A review of current research has been published by the London-based National Literacy Trust and by the Kaiser Family Foundation. Although several studies suggest age-appropriate programs can help preschoolers learn language, there have been far fewer studies focused on toddlers. There is some evidence that 18-month-olds will respond to the visuals of programs with words, especially if the content is of high quality. But other studies suggest children under the age of 22 months learn words less effectively from TV than from interactions with people.
Does TV viewing take the place of other activities, such as playing outside?
Not really, for children between the ages of six months and 3 years.
However, among four- to six-year-olds, who tend to have greater mobility and independence, there may be a connection. Heavy viewers in this age group spend an average of 30 minutes less per day playing outside and eight minutes less per day reading than children who are not heavy TV watchers. It is not clear why this happens.
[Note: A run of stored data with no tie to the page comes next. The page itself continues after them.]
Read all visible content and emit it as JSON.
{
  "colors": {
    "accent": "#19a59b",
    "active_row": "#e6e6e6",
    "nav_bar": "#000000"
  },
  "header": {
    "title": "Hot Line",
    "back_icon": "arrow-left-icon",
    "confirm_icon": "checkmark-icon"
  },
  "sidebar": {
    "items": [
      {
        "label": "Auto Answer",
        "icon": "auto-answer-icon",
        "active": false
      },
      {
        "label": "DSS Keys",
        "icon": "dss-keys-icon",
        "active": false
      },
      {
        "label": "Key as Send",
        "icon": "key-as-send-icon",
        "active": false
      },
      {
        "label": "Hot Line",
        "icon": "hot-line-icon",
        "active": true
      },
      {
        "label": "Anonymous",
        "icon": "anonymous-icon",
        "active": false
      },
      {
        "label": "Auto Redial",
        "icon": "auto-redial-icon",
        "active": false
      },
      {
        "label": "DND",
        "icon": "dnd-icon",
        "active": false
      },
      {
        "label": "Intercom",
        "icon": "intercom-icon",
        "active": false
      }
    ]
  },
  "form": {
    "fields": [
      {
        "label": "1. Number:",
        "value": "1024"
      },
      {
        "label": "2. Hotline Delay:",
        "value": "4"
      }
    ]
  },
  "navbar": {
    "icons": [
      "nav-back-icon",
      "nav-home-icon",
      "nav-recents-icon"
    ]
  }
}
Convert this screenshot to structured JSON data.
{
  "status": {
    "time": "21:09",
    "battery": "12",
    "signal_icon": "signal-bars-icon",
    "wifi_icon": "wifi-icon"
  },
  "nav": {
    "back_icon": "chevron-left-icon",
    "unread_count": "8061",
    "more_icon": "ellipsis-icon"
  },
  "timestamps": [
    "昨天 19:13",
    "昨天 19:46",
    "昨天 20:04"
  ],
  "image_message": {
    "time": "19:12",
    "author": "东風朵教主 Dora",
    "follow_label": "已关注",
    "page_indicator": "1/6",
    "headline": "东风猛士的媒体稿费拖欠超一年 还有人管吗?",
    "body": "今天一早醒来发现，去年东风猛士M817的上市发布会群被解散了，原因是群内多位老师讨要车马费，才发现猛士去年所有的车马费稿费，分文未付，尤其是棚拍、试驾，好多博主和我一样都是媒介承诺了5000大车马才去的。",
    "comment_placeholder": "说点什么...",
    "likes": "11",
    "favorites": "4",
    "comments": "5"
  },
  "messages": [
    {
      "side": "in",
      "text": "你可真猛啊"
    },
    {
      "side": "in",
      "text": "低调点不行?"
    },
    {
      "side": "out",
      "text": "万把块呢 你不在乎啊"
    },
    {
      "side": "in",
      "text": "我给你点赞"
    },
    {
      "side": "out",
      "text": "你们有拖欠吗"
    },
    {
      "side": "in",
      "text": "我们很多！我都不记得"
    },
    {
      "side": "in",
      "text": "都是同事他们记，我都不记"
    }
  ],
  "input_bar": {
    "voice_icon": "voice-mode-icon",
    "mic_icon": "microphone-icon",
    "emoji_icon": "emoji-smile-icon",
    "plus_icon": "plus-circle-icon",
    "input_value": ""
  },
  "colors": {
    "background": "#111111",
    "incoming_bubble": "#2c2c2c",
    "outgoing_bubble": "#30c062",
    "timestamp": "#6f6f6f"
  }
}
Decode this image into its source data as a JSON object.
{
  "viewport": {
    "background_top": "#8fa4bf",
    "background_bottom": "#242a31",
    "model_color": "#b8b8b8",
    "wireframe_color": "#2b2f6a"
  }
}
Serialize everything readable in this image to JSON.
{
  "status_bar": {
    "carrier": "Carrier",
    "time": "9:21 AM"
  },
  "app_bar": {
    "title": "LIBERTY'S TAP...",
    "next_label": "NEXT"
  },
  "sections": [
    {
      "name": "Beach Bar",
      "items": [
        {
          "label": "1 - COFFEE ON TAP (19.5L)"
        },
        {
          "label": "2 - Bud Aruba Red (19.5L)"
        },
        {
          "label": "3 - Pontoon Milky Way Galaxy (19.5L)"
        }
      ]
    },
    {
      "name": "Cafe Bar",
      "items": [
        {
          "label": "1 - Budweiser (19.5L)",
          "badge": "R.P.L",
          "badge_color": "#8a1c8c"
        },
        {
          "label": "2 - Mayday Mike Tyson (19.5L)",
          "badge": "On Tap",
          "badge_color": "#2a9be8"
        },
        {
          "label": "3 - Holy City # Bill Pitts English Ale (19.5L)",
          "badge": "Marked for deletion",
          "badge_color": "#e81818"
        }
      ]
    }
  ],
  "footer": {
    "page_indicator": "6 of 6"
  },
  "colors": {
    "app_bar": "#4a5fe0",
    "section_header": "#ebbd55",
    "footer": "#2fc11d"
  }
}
For example, children who watch more TV may do so because they are unable to go outside or it may be that they do not go outside because they are watching more TV.
Does it matter what very young children watch?
Programs that are well designed and take into consideration children's developmental stages are more likely to have educational merit than shows not geared toward their healthy growth.
Even more important than the content and construction of a show, however, is the role a caregiver can play. By watching with the child, a parent can find ways to interact during the viewing and take advantage of learning opportunities embedded in a program.
Does the American Academy of Pediatrics recommend against TV viewing for children under the age of 2?
In 1999 the American Academy of Pediatrics issued a policy statement about media and children. In it, the organization discussed the benefits media education can have as well as the health risks TV poses to children, especially those under the age of two. Specifically, the AAP said:
"Pediatricians should urge parents to avoid television viewing for children under the age of 2 years. Although certain television programs may be promoted to this age group, research on early brain development shows that babies and toddlers have a critical need for direct interactions with parents and other significant caregivers (eg, child care providers) for healthy brain growth and the development of appropriate social, emotional, and cognitive skills. Therefore, exposing such young children to television programs should be discouraged."
Has there been much research done on the effects of TV on infants and toddlers? Surprisingly little.
Over the last three decades many studies have focused on television and children, with a fair amount of emphasis on preschool-aged children. To date, infants and toddlers have received limited attention. This is starting to change given the big boom in programs and products directed at the very young - videos for infants, for example, have exploded in recent years-but a great deal more research is needed.